On Tue, Mar 29, 2011 at 10:10 AM, Nico Kruber <kruber@REDACTED> wrote:
> On Tuesday 29 March 2011 15:17:03 Bob Ippolito wrote:
>> On Tue, Mar 29, 2011 at 9:06 AM, Nico Kruber <kruber@REDACTED> wrote:
>> > is it possible that UTF8 strings are not supported by both
>> > erlang:md5/1 and
>> > erlang:list_to_binary/1 (and possibly more?)
>> >
>> > I'm getting a bad argument exception when running the following:
>> >> erlang:md5("Wàgrain (Wågrŏã)").
>> >
>> > ** exception error: bad argument
>> >     in function  erlang:md5/1
>> >        called as
>> > erlang:md5([87,224,103,114,97,105,110,32,40,87,229,103,114,335,227,
>> >                              41])
>> >
>> > even simpler, one can call:
>> >> erlang:md5([256]).
>> >
>> > ** exception error: bad argument
>> >     in function  erlang:md5/1
>> >        called as erlang:md5([256])
>> >
>> >
>> > for characters larger than 255, this exception is thrown. same for
>> > erlang:list_to_binary/1.
>> >
>> > Both state that the input should be an iodata() or iolist() which are
>> > defined as:
>> >
>> > iodata() = iolist() | binary()
>> > iolist() = [char() | binary() | iolist()]
>> > %  a binary is allowed as the tail of the list
>> >
>> > And according to
>> > http://www.erlang.org/doc/reference_manual/typespec.html
>> > a character is any valid integer between 0 and 16#10ffff and it should be
>> > this way since erlang strings are unicode strings.
>> >
>> > If this is correct behaviour, then how do I hash a unicode string without
>> > using erlang:term_to_binary/1 (which is possibly costly and should be
>> > unnecessary).
>>
>> What you have is not UTF8, because UTF8 is defined over bytes
>> (0..255).
>
> oh, right - this was maybe misleading, I should have rather said "erlang
> string"
>
>> IIRC, the actual definition of iolist should be
>> maybe_improper_list(byte() | binary() | iolist(), binary()).
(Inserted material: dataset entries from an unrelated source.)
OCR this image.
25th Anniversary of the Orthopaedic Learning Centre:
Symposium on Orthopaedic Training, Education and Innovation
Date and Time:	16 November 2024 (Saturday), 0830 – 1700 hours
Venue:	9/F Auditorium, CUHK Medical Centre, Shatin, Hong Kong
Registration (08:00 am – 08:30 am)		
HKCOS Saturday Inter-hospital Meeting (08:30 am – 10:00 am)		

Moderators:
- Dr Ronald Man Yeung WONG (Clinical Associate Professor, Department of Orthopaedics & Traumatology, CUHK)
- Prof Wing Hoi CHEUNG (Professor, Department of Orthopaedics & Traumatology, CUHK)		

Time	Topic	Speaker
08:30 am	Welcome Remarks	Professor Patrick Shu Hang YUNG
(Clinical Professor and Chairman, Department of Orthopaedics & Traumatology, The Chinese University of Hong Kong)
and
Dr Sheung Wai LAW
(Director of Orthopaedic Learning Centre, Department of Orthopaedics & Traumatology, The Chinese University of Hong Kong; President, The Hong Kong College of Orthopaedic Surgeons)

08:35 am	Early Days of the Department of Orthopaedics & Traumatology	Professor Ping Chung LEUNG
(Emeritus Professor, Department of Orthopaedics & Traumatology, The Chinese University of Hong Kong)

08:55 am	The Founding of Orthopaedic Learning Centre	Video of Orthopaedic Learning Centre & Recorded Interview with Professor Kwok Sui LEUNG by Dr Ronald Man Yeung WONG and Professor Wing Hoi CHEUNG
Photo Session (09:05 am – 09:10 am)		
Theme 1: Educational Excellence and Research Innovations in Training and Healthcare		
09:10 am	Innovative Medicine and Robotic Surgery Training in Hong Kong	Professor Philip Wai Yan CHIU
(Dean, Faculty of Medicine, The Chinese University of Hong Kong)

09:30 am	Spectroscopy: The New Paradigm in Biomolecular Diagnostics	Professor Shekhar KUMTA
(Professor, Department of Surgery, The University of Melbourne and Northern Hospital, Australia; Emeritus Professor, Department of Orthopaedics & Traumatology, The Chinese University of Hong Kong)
Functions
>> like erlang:list_to_binary/1 and erlang:md5/1 also only make sense
>> over bytes.
>
> ok, makes sense, although it is rather inconvenient not being able to hash
> strings :(

The real lesson here is "do not use erlang strings". Binaries in UTF8
are better for most use cases that I've come across in the past few
years. A bit uglier in the source, but the memory and performance
benefits make it worthwhile.

>> You can convert a list of unicode code points (L) to UTF8 with
>> unicode:characters_to_binary(L, utf8).
>
> ok, thanks for the tip - FYI, I ran a simple benchmark executing
> unicode:characters_to_binary/1 and erlang:term_to_binary/1 a Million times
> with the same string which resulted in the following:
>
>> 1000000 iterations of "erlang:term_to_binary/1" took 0.02946s:
> 33944331.2966734541/s
>> 1000000 iterations of "unicode:characters_to_binary/1" took 0.667519s:
> 1498084.69871269591/s
>
> -> looks like I should chose erlang:term_to_binary/1 since at least on my
> machine is is around twice as fast.

I guess it depends on if you care what the result is... these
operations are completely different, and there's not even any
guarantee that erlang:term_to_binary/1 is always going to return the
same output for a given input... there is more than one possible
representation for a string in external term format, and the spec does
not guarantee that the implementation will do it any particular way.

-bob